The FAP is caused by germline mutations in the APC-Tumor suppressor genes on chromosome 5 (5q21-22). The APC protein plays an important role in the Wnt signaling pathway. Most APC-Mutations (over 80%) are nonsense or frameshift mutations that lead to the functional loss of a APC-Allels lead, approx. 9% are splice mutations. In 5-10% of patients there is a deletion or duplication of the APC-Gens before. Due to a random somatic mutation of the second, still intact APCAllele, there is a loss of heterozygosity (LOH) and thus a total failure of the APC system in the affected epithelial cells. In up to 90% of index patients with classic FAP, pathogenic variants can be found in APC can be detected, whereas with aFAP a causative germline variant is detected in only about 20-30% of the patients.

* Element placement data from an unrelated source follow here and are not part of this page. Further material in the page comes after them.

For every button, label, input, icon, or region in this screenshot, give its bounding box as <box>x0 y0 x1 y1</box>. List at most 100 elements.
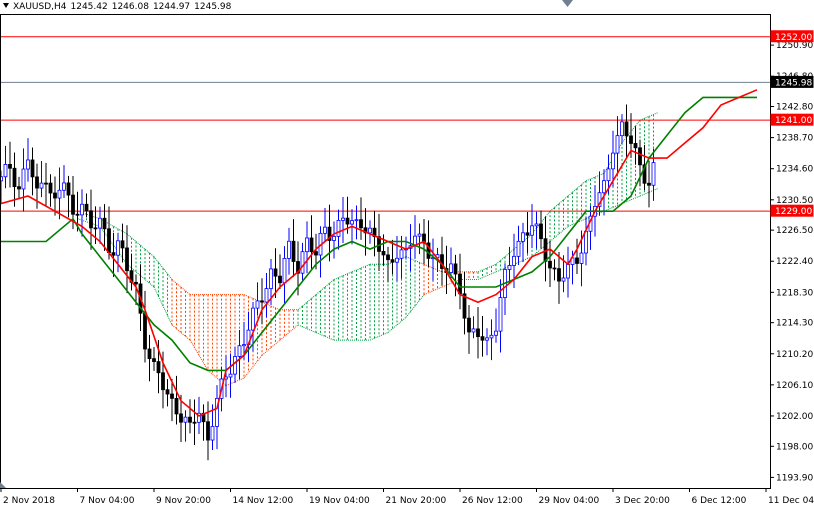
candle-body <box>422 233 426 244</box>
cloud-edge <box>423 286 443 296</box>
dropdown-triangle-icon[interactable] <box>3 3 9 8</box>
candle-body <box>237 345 242 357</box>
candle-body <box>197 412 201 423</box>
candle-body <box>611 152 615 170</box>
candle-body <box>323 226 327 234</box>
y-tick-label: 1218.30 <box>776 288 813 298</box>
candle-body <box>174 397 179 415</box>
cloud-edge <box>405 294 425 318</box>
candle-body <box>120 240 125 249</box>
y-tick-label: 1238.70 <box>776 134 813 144</box>
candle-body <box>107 228 111 254</box>
candle-body <box>368 227 372 234</box>
candle-body <box>287 240 291 259</box>
cloud-edge <box>315 332 335 341</box>
candle-body <box>273 268 278 277</box>
y-tick-label: 1193.90 <box>776 473 813 483</box>
candle-body <box>264 288 269 303</box>
cloud-edge <box>639 187 659 197</box>
candle-body <box>417 233 422 237</box>
candle-body <box>539 223 543 240</box>
candle-body <box>579 252 584 264</box>
candle-body <box>111 252 116 256</box>
candle-body <box>314 251 318 256</box>
candle-body <box>615 135 620 154</box>
candle-body <box>206 421 210 441</box>
candle-body <box>12 167 17 188</box>
candle-body <box>633 143 638 149</box>
cloud-edge <box>423 263 443 273</box>
symbol-label: XAUUSD,H4 <box>13 2 67 12</box>
candle-body <box>210 426 215 441</box>
x-tick-label: 7 Nov 04:00 <box>80 496 135 506</box>
candle-body <box>134 281 138 285</box>
y-tick-label: 1198.00 <box>776 442 813 452</box>
y-tick-label: 1242.80 <box>776 103 813 113</box>
level-tag-text: 1252.00 <box>775 33 812 43</box>
candle-body <box>638 147 642 166</box>
candle-body <box>395 257 399 263</box>
level-tag-text: 1229.00 <box>775 207 812 217</box>
candle-body <box>453 263 458 275</box>
candle-body <box>93 227 98 230</box>
scroll-marker-icon[interactable] <box>562 0 573 7</box>
candle-body <box>1 176 3 182</box>
candle-body <box>624 121 629 137</box>
candle-body <box>651 162 656 186</box>
candle-body <box>602 180 606 194</box>
x-tick-label: 6 Dec 12:00 <box>692 496 747 506</box>
candle-body <box>512 255 516 266</box>
candle-body <box>341 217 345 221</box>
candle-body <box>498 297 503 332</box>
candle-body <box>471 328 476 333</box>
candle-body <box>80 203 84 216</box>
candle-body <box>345 217 350 225</box>
candle-body <box>332 235 336 241</box>
cloud-edge <box>225 377 245 387</box>
close-value: 1245.98 <box>194 2 232 12</box>
candle-body <box>228 373 233 378</box>
open-value: 1245.42 <box>70 2 108 12</box>
candle-body <box>575 257 579 264</box>
kijun-sen-line <box>1 96 757 372</box>
candle-body <box>647 182 651 186</box>
candle-body <box>251 307 255 331</box>
x-tick-label: 11 Dec 04:00 <box>768 496 814 506</box>
candle-body <box>165 389 170 395</box>
cloud-edge <box>153 256 173 280</box>
high-value: 1246.08 <box>111 2 149 12</box>
candle-body <box>233 356 237 375</box>
candle-body <box>516 240 521 257</box>
cloud-edge <box>567 218 587 227</box>
candle-body <box>372 227 377 238</box>
low-value: 1244.97 <box>152 2 191 12</box>
x-tick-label: 21 Nov 20:00 <box>386 496 447 506</box>
candle-body <box>525 232 530 236</box>
candle-body <box>476 328 480 338</box>
candle-body <box>278 275 282 284</box>
cloud-edge <box>603 203 623 212</box>
x-tick-label: 3 Dec 20:00 <box>615 496 670 506</box>
candle-body <box>255 300 260 309</box>
candle-body <box>143 312 147 350</box>
candle-body <box>62 182 66 191</box>
candle-body <box>48 182 53 194</box>
candle-body <box>309 237 314 253</box>
level-tag-bg <box>770 30 814 43</box>
candle-body <box>530 225 534 236</box>
candle-body <box>98 217 102 229</box>
candle-body <box>300 251 305 274</box>
level-tag-text: 1241.00 <box>775 116 812 126</box>
candle-body <box>489 334 494 339</box>
candle-body <box>57 189 62 199</box>
candle-body <box>215 397 219 427</box>
candle-body <box>125 247 129 272</box>
candle-body <box>548 260 552 269</box>
candle-body <box>89 210 93 229</box>
candle-body <box>152 358 156 362</box>
cloud-edge <box>297 324 317 333</box>
candle-body <box>75 213 80 216</box>
cloud-edge <box>153 286 173 326</box>
x-tick-label: 14 Nov 12:00 <box>233 496 294 506</box>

Another polyposis syndrome that is clinically comparable to attenuated FAP is the MUTYH-associated polyposis (MAP). This disease is caused by germline mutations in the MUTYHGene and is one of the few tumor syndromes that autosomal recessive is inherited. The MUTYH-Gen is involved in base exchange repair (BER). The presence of MAP should be considered if colorectal carcinoma is diagnosed at a young age in individual patients or in siblings whose parents are healthy, or if there is a polyposis syndrome without mutation detection in the APC-Gene.

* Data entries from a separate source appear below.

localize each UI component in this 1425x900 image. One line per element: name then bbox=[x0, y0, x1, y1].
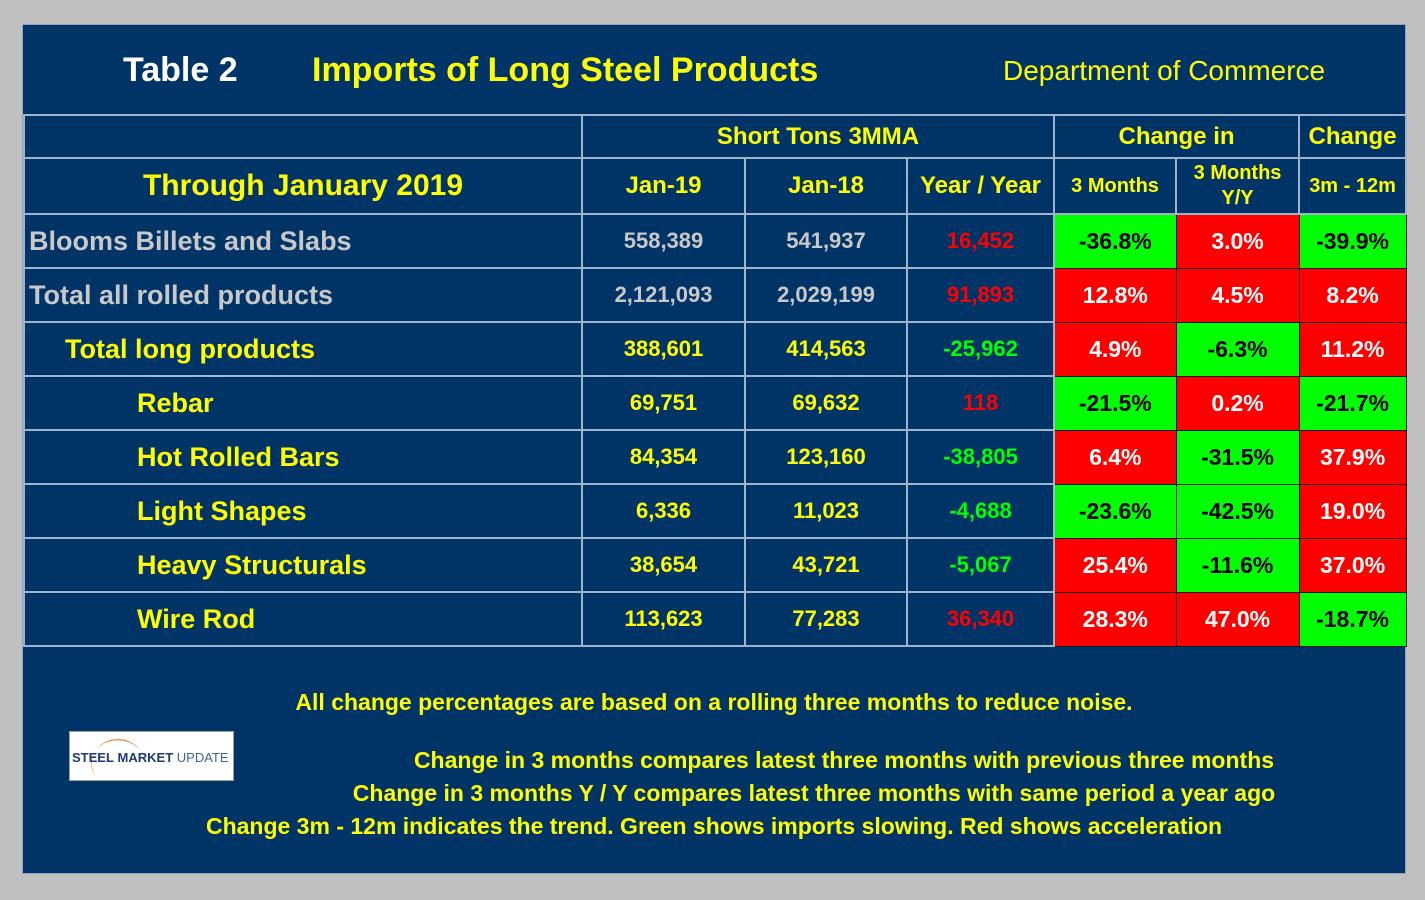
note-rolling: All change percentages are based on a ro… bbox=[295, 689, 1133, 715]
note-3-months-yy: Change in 3 months Y / Y compares latest… bbox=[352, 780, 1276, 806]
row-label: Heavy Structurals bbox=[23, 537, 583, 593]
table-row: Total all rolled products 2,121,093 2,029,… bbox=[23, 267, 1407, 323]
cell-jan19: 2,121,093 bbox=[581, 267, 746, 323]
cell-jan18: 414,563 bbox=[744, 321, 908, 377]
row-label: Light Shapes bbox=[23, 483, 583, 539]
table-row: Blooms Billets and Slabs 558,389 541,937 16… bbox=[23, 213, 1407, 269]
table-row: Light Shapes 6,336 11,023 -4,688 -23.6% -42.5… bbox=[23, 483, 1407, 539]
cell-jan19: 69,751 bbox=[581, 375, 746, 431]
header-3-months-yy-line1: 3 Months bbox=[1193, 162, 1282, 184]
cell-yoy: -4,688 bbox=[905, 483, 1056, 539]
steel-market-update-logo: STEEL MARKET UPDATE bbox=[69, 731, 234, 781]
cell-jan19: 38,654 bbox=[581, 537, 746, 593]
logo-text: STEEL MARKET UPDATE bbox=[72, 750, 229, 765]
table-row: Hot Rolled Bars 84,354 123,160 -38,805 6.4% -… bbox=[23, 429, 1407, 485]
cell-yoy: -25,962 bbox=[905, 321, 1056, 377]
cell-yoy: 118 bbox=[905, 375, 1056, 431]
cell-change-3m: 4.9% bbox=[1053, 321, 1177, 377]
header-3-months-yy: 3 Months Y/Y bbox=[1175, 157, 1301, 215]
header-row-columns: Through January 2019 Jan-19 Jan-18 Year … bbox=[23, 157, 1408, 215]
header-change: Change bbox=[1298, 114, 1408, 159]
table-row: Heavy Structurals 38,654 43,721 -5,067 25.4%… bbox=[23, 537, 1407, 593]
header-short-tons: Short Tons 3MMA bbox=[580, 114, 1056, 159]
cell-change-3m-12m: -18.7% bbox=[1298, 591, 1407, 647]
title-bar: Table 2 Imports of Long Steel Products D… bbox=[23, 25, 1405, 114]
cell-jan18: 2,029,199 bbox=[744, 267, 908, 323]
table-title: Imports of Long Steel Products bbox=[312, 51, 819, 89]
header-jan19: Jan-19 bbox=[581, 157, 746, 215]
table-row: Wire Rod 113,623 77,283 36,340 28.3% 47.0% -18… bbox=[23, 591, 1407, 647]
logo-word-update: UPDATE bbox=[176, 750, 229, 765]
data-source: Department of Commerce bbox=[1003, 55, 1326, 86]
cell-change-3m: 28.3% bbox=[1053, 591, 1177, 647]
table-label: Table 2 bbox=[123, 51, 238, 89]
note-3-months: Change in 3 months compares latest three… bbox=[413, 747, 1275, 773]
header-change-in: Change in bbox=[1053, 114, 1301, 159]
cell-change-3m: -23.6% bbox=[1053, 483, 1177, 539]
cell-jan18: 69,632 bbox=[744, 375, 908, 431]
row-label: Total all rolled products bbox=[23, 267, 583, 323]
cell-jan19: 84,354 bbox=[581, 429, 746, 485]
cell-change-3m-12m: -21.7% bbox=[1298, 375, 1407, 431]
cell-jan19: 388,601 bbox=[581, 321, 746, 377]
cell-jan18: 123,160 bbox=[744, 429, 908, 485]
cell-change-3m: 25.4% bbox=[1053, 537, 1177, 593]
cell-change-3m-yy: -31.5% bbox=[1175, 429, 1300, 485]
cell-yoy: 36,340 bbox=[905, 591, 1056, 647]
header-empty bbox=[23, 114, 583, 159]
cell-change-3m-yy: 0.2% bbox=[1175, 375, 1300, 431]
cell-jan18: 11,023 bbox=[744, 483, 908, 539]
cell-jan18: 43,721 bbox=[744, 537, 908, 593]
header-yoy: Year / Year bbox=[905, 157, 1056, 215]
cell-change-3m-yy: -42.5% bbox=[1175, 483, 1300, 539]
cell-jan18: 541,937 bbox=[744, 213, 908, 269]
logo-word-market: MARKET bbox=[117, 750, 174, 765]
cell-change-3m-yy: 4.5% bbox=[1175, 267, 1300, 323]
cell-jan19: 6,336 bbox=[581, 483, 746, 539]
cell-change-3m-12m: 37.0% bbox=[1298, 537, 1407, 593]
header-3-months-yy-line2: Y/Y bbox=[1221, 187, 1254, 209]
row-label: Wire Rod bbox=[23, 591, 583, 647]
cell-yoy: -5,067 bbox=[905, 537, 1056, 593]
cell-change-3m-12m: 11.2% bbox=[1298, 321, 1407, 377]
cell-change-3m: 12.8% bbox=[1053, 267, 1177, 323]
header-row-groups: Short Tons 3MMA Change in Change bbox=[23, 114, 1408, 159]
cell-yoy: -38,805 bbox=[905, 429, 1056, 485]
header-3m-12m: 3m - 12m bbox=[1298, 157, 1408, 215]
cell-change-3m: -21.5% bbox=[1053, 375, 1177, 431]
header-3-months: 3 Months bbox=[1053, 157, 1178, 215]
table-body: Blooms Billets and Slabs 558,389 541,937 16… bbox=[23, 213, 1407, 647]
imports-table: Short Tons 3MMA Change in Change Through… bbox=[23, 114, 1408, 647]
cell-change-3m-yy: -6.3% bbox=[1175, 321, 1300, 377]
cell-change-3m-12m: 8.2% bbox=[1298, 267, 1407, 323]
cell-yoy: 16,452 bbox=[905, 213, 1056, 269]
header-period: Through January 2019 bbox=[23, 157, 583, 215]
table-panel: Table 2 Imports of Long Steel Products D… bbox=[22, 24, 1408, 874]
cell-jan19: 558,389 bbox=[581, 213, 746, 269]
cell-change-3m-12m: 19.0% bbox=[1298, 483, 1407, 539]
cell-change-3m-yy: -11.6% bbox=[1175, 537, 1300, 593]
row-label: Blooms Billets and Slabs bbox=[23, 213, 583, 269]
cell-change-3m-yy: 3.0% bbox=[1175, 213, 1300, 269]
cell-change-3m-yy: 47.0% bbox=[1175, 591, 1300, 647]
note-trend: Change 3m - 12m indicates the trend. Gre… bbox=[205, 813, 1223, 839]
row-label: Total long products bbox=[23, 321, 583, 377]
cell-change-3m-12m: -39.9% bbox=[1298, 213, 1407, 269]
row-label: Hot Rolled Bars bbox=[23, 429, 583, 485]
header-jan18: Jan-18 bbox=[744, 157, 908, 215]
table-row: Rebar 69,751 69,632 118 -21.5% 0.2% -21.7% bbox=[23, 375, 1407, 431]
table-row: Total long products 388,601 414,563 -25,962… bbox=[23, 321, 1407, 377]
cell-jan19: 113,623 bbox=[581, 591, 746, 647]
cell-change-3m: 6.4% bbox=[1053, 429, 1177, 485]
cell-yoy: 91,893 bbox=[905, 267, 1056, 323]
row-label: Rebar bbox=[23, 375, 583, 431]
logo-word-steel: STEEL bbox=[72, 750, 114, 765]
cell-change-3m: -36.8% bbox=[1053, 213, 1177, 269]
cell-jan18: 77,283 bbox=[744, 591, 908, 647]
cell-change-3m-12m: 37.9% bbox=[1298, 429, 1407, 485]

Molecular genetic differentiation of FAP and MAP is important because of the correct risk assessment and precautionary recommendations. If there is evidence of a APC-Mutation should be started from the age of 10 with annual colonoscopies, if two are detected MUTYH-Mutations from around the age of 18. Due to the increased risk of thyroid cancer, especially in FAP patients, they should have annual sonographies from the age of 15.